La transhumance des abeilles, pratique ancestrale et essentielle pour de nombreux apiculteurs, consiste à déplacer les ruches afin de permettre aux colonies de butiner sur différentes sources de nectar au fil des saisons. Ce déplacement, bien que bénéfique pour la production de miel et la biodiversité, présente des défis logistiques et sanitaires importants. Cet article explore les diverses techniques de transhumance, les précautions à prendre, les équipements nécessaires et les réglementations en vigueur, en s'appuyant sur l'expérience d'apiculteurs et les connaissances scientifiques.

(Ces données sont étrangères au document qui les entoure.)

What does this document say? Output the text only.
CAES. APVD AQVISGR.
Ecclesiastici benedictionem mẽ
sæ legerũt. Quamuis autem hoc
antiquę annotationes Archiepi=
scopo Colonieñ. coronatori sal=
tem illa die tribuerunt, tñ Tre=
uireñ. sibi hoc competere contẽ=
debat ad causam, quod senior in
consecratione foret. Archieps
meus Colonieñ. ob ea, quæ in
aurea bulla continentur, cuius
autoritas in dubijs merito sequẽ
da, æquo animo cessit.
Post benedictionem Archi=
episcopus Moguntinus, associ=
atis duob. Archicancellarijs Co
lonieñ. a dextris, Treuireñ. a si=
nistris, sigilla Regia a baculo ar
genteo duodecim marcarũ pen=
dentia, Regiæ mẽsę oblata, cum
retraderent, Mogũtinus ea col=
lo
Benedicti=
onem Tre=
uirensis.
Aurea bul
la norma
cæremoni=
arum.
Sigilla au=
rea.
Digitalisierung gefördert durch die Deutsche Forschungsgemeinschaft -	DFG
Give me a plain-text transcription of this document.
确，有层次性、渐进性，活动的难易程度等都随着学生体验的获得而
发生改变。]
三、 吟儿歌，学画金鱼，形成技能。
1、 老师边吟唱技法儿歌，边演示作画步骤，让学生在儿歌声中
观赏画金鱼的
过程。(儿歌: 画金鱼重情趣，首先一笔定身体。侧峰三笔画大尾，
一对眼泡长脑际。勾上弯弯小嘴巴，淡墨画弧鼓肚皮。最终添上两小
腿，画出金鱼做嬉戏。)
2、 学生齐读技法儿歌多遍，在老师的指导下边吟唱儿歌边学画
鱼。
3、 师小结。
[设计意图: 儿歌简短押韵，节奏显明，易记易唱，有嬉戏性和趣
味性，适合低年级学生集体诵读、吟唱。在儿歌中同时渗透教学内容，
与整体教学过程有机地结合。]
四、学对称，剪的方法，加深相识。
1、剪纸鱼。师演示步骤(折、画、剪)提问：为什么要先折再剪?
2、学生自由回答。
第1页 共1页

La transhumance est une pratique qui permet aux apiculteurs de multiplier les récoltes de miel. En suivant les floraisons successives, les apiculteurs peuvent optimiser la production et diversifier les types de miel récoltés. Par exemple, pour produire des miels de châtaignier, d'acacia ou de tilleul, les apiculteurs déplacent leurs ruches vers des régions spécifiques comme l'Ain. Pour la récolte du miel de lavande, les ruches sont transhumées vers les Alpes de Haute Provence, notamment sur le Plateau de Valensole.
Cette mobilité des ruches est également une conséquence de la baisse de la biodiversité, obligeant les apiculteurs à chercher activement les zones de butinage propices. De plus, certains apiculteurs pratiquent la transhumance pour échapper aux traitements phytosanitaires utilisés par les agriculteurs dans leur région d'origine, qui peuvent avoir un impact néfaste sur la santé des abeilles. Dans de nombreuses régions, la transhumance est devenue vitale pour la survie économique de nombreux apiculteurs.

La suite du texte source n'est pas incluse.